The Ground proximity warning system (GPWS) serves the purpose of alerting pilots if their aircraft is in danger of flying into hazardous terrain or the ground. As explained by its patent description, it does so by using a radar altimeter system to keep track of the aircraft’s height above ground and will sound an alarm if the altitude is unsafe:

"In order to provide for the additional effectiveness of a ground proximity warning system during a landing approach, the waypoint signal of an Area Navigation System is used in combination with an altitude above-ground-signal to compute a minimum terrain altitude for each point along the aircraft's approach to the runway. The minimum altitude is compared with the aircraft's actual altitude and if it is below the minimum an alarm is activated."

While this technology improved flight safety tremendously, it was still imperfect. It had two problems:
1. No Warning: The primary cause of CFIT occurrences with no GPWS warning is landing short. When the landing gear is down and landing flaps are deployed, the GPWS expects the airplane to land and therefore, issues no warning.
2. Late Warning or Improper Response: This was primarily caused by blind-spots within the terrain. A sudden change in altitude—a steep slope, for example—would receive a late warning and the pilot might be unable to avoid the obstacle. This problem was implicated in the Garuda Indonesia Flight 152 accident.

===Enhanced GPWS===
Bateman continued to head the development of the GPWS, developing it into the Enhanced Ground Proximity Warning Systems (EGPWS), a version that features digital terrain mapping techniques paired with three-dimensional GPS information, providing for “look-ahead” capability as well as advanced aural and visual warnings. These advancements allow for conflict predictability and improve the crew’s warning time by 20 seconds in some cases.

EGPWS also provides protection when the aircraft needs to land, keeping it from landing short or in an area without a runway. It adds an increasing terrain clearance envelope around the destination runway to prevent premature descent rates. The system’s database can predict a safe descent profile because it knows the exact runway location and elevation through database sourcing as well as latitude/longitude sensing.

==Awards==
- Inducted into the National Inventors Hall of Fame (2005)
- Industrial Research Institute Achievement Award (2001)
- Awarded the Cumberbatch Trophy of GAPAN for a major personal contribution to the improvement of international air safety (1996)
- Awarded the National Medal of Technology and Innovation by President Barack Obama (2010)
- Awarded the Philip J. Klass Lifetime Achievement Award by Aviation Week & Space Technology magazine (2013)
- Inducted into the National Aviation Hall of Fame in Dayton, Ohio (2024)

==Patents==
Bateman held more than 40 U.S. and 80 foreign patents concerning aircraft terrain avoidance systems, HUDs, speed control/autothrottle systems, stall warning systems, automatic flight control systems, and weight and balance systems. The earliest for a HUD dates to 1972 when he was with United Controls. The latest, for a cabin depressurization warning system, dates to 2008 with Honeywell.
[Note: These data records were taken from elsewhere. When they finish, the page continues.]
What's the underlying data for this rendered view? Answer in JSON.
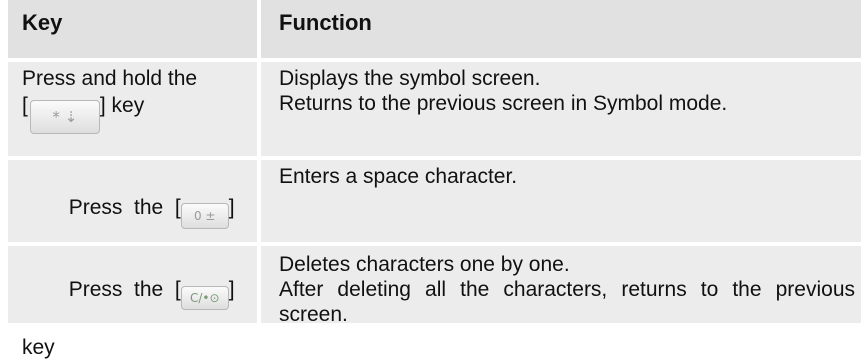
{
  "header": {
    "key": "Key",
    "function": "Function"
  },
  "rows": [
    {
      "key_before": "Press and hold the",
      "key_bracket_open": "[",
      "key_icon": "star-key-icon",
      "key_icon_text": "* ⇣",
      "key_after": "] key",
      "function_lines": [
        "Displays the symbol screen.",
        "Returns to the previous screen in Symbol mode."
      ]
    },
    {
      "key_before": "Press  the  [",
      "key_icon": "zero-key-icon",
      "key_icon_text": "0 ±",
      "key_after": "]",
      "key_last": "key",
      "function_lines": [
        "Enters a space character."
      ]
    },
    {
      "key_before": "Press  the  [",
      "key_icon": "clear-key-icon",
      "key_icon_text": "C/•⊙",
      "key_after": "]",
      "key_last": "key",
      "function_lines": [
        "Deletes characters one by one.",
        "After deleting all the characters, returns to the previous screen."
      ]
    }
  ]
}
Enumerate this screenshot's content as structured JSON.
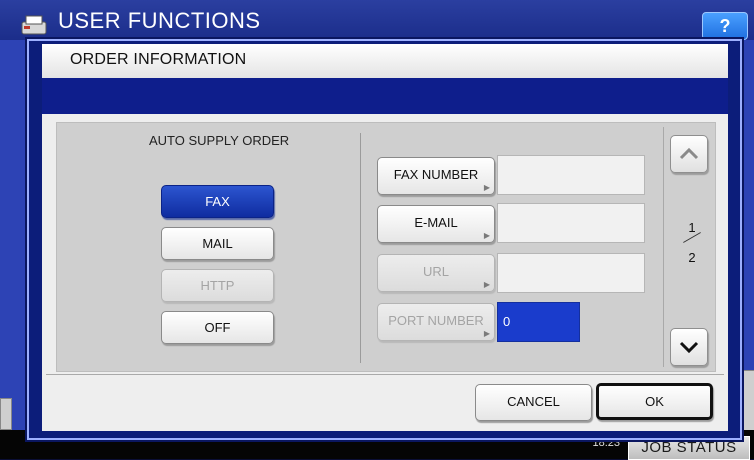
{
  "app": {
    "title": "USER FUNCTIONS",
    "help_label": "?",
    "datetime": "18:23",
    "job_status_label": "JOB STATUS"
  },
  "dialog": {
    "title": "ORDER INFORMATION",
    "auto_supply_label": "AUTO SUPPLY ORDER",
    "methods": [
      {
        "label": "FAX",
        "state": "selected"
      },
      {
        "label": "MAIL",
        "state": "enabled"
      },
      {
        "label": "HTTP",
        "state": "disabled"
      },
      {
        "label": "OFF",
        "state": "enabled"
      }
    ],
    "fields": [
      {
        "label": "FAX NUMBER",
        "value": "",
        "state": "enabled"
      },
      {
        "label": "E-MAIL",
        "value": "",
        "state": "enabled"
      },
      {
        "label": "URL",
        "value": "",
        "state": "disabled"
      },
      {
        "label": "PORT NUMBER",
        "value": "0",
        "state": "disabled"
      }
    ],
    "page": {
      "current": "1",
      "total": "2"
    },
    "cancel_label": "CANCEL",
    "ok_label": "OK"
  },
  "colors": {
    "accent": "#1a3ccc",
    "header_bg": "#1b2d8a",
    "footer_bg": "#050505"
  }
}
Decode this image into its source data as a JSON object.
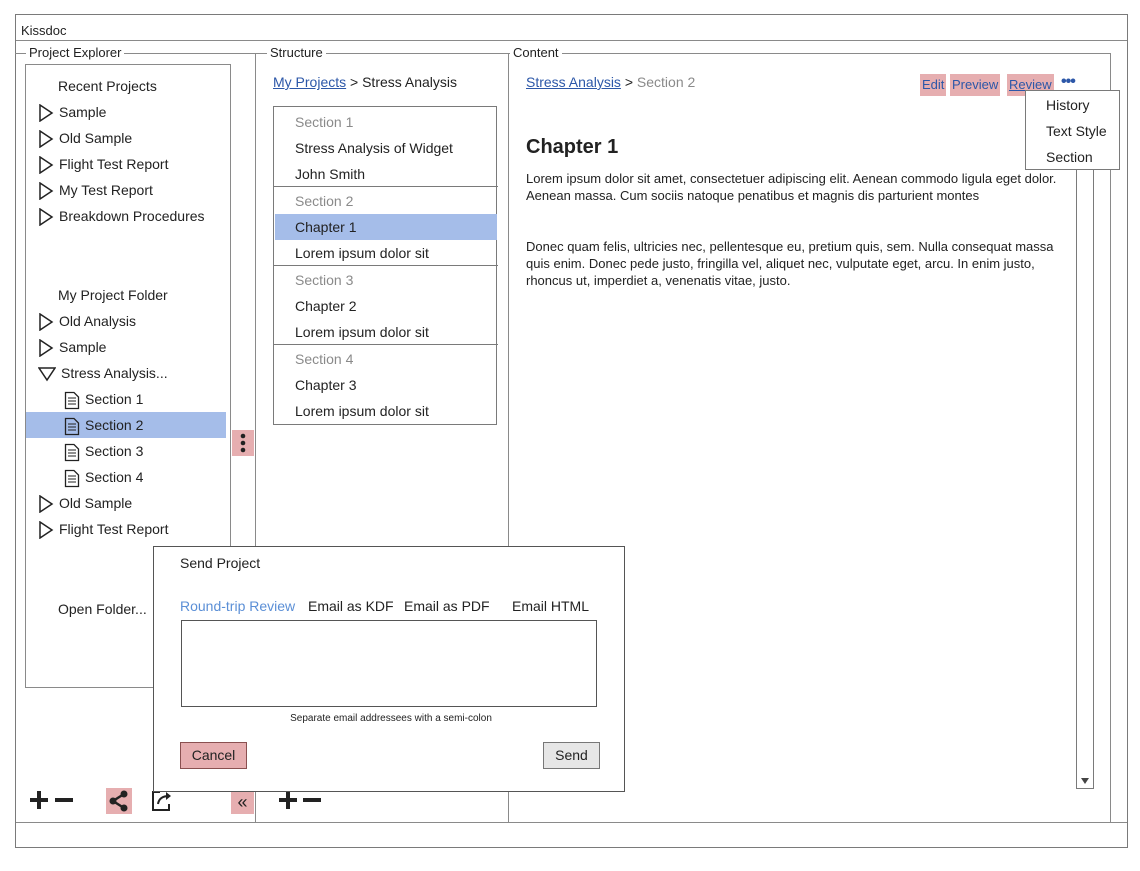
{
  "app": {
    "title": "Kissdoc"
  },
  "explorer": {
    "legend": "Project Explorer",
    "recent_heading": "Recent Projects",
    "recent": [
      "Sample",
      "Old Sample",
      "Flight Test Report",
      "My Test Report",
      "Breakdown Procedures"
    ],
    "folder_heading": "My Project Folder",
    "folder_items_top": [
      "Old Analysis",
      "Sample"
    ],
    "expanded_item": "Stress Analysis...",
    "sections": [
      "Section 1",
      "Section 2",
      "Section 3",
      "Section 4"
    ],
    "folder_items_bottom": [
      "Old Sample",
      "Flight Test Report"
    ],
    "open_folder": "Open Folder..."
  },
  "structure": {
    "legend": "Structure",
    "breadcrumb_link": "My Projects",
    "breadcrumb_sep": ">",
    "breadcrumb_current": "Stress Analysis",
    "groups": [
      {
        "header": "Section 1",
        "items": [
          "Stress Analysis of Widget",
          "John Smith"
        ]
      },
      {
        "header": "Section 2",
        "items": [
          "Chapter 1",
          "Lorem ipsum dolor sit"
        ]
      },
      {
        "header": "Section 3",
        "items": [
          "Chapter 2",
          "Lorem ipsum dolor sit"
        ]
      },
      {
        "header": "Section 4",
        "items": [
          "Chapter 3",
          "Lorem ipsum dolor sit"
        ]
      }
    ]
  },
  "content": {
    "legend": "Content",
    "breadcrumb_link": "Stress Analysis",
    "breadcrumb_sep": ">",
    "breadcrumb_current": "Section 2",
    "actions": {
      "edit": "Edit",
      "preview": "Preview",
      "review": "Review",
      "more": "•••"
    },
    "menu": [
      "History",
      "Text Style",
      "Section"
    ],
    "heading": "Chapter 1",
    "para1": "Lorem ipsum dolor sit amet, consectetuer adipiscing elit. Aenean commodo ligula eget dolor. Aenean massa. Cum sociis natoque penatibus et magnis dis parturient montes",
    "para2": "Donec quam felis, ultricies nec, pellentesque eu, pretium quis, sem. Nulla consequat massa quis enim. Donec pede justo, fringilla vel, aliquet nec, vulputate eget, arcu. In enim justo, rhoncus ut, imperdiet a, venenatis vitae, justo."
  },
  "dialog": {
    "title": "Send Project",
    "tabs": [
      "Round-trip Review",
      "Email as KDF",
      "Email as PDF",
      "Email HTML"
    ],
    "hint": "Separate email addressees with a semi-colon",
    "cancel": "Cancel",
    "send": "Send"
  },
  "colors": {
    "selection": "#a5bde9",
    "highlight": "#e6aeb0",
    "link": "#2c57a8",
    "active_tab": "#5b8fd6"
  }
}
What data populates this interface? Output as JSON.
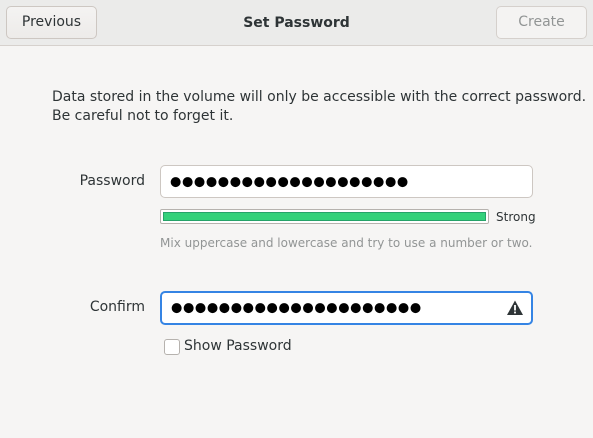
{
  "header": {
    "previous_label": "Previous",
    "title": "Set Password",
    "create_label": "Create"
  },
  "description": {
    "line1": "Data stored in the volume will only be accessible with the correct password.",
    "line2": "Be careful not to forget it."
  },
  "password": {
    "label": "Password",
    "value": "●●●●●●●●●●●●●●●●●●●●"
  },
  "strength": {
    "level": 1.0,
    "label": "Strong",
    "color": "#33d17a",
    "hint": "Mix uppercase and lowercase and try to use a number or two."
  },
  "confirm": {
    "label": "Confirm",
    "value": "●●●●●●●●●●●●●●●●●●●●●",
    "warning_icon": "warning-icon"
  },
  "show_password": {
    "label": "Show Password",
    "checked": false
  }
}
The primary GPWS patent, Aircraft landing approach ground proximity warning system dates to 1976, with Sundstrand Data.

Abstract: “In order to provide for the additional effectiveness of a ground proximity warning system during a landing approach, the waypoint signal of an Area Navigation System is used in combination with an altitude above-ground-signal to compute a minimum terrain altitude for each point along the aircraft's approach to the runway. The minimum altitude is compared with the aircraft's actual altitude and if it is below the minimum an alarm is activated.”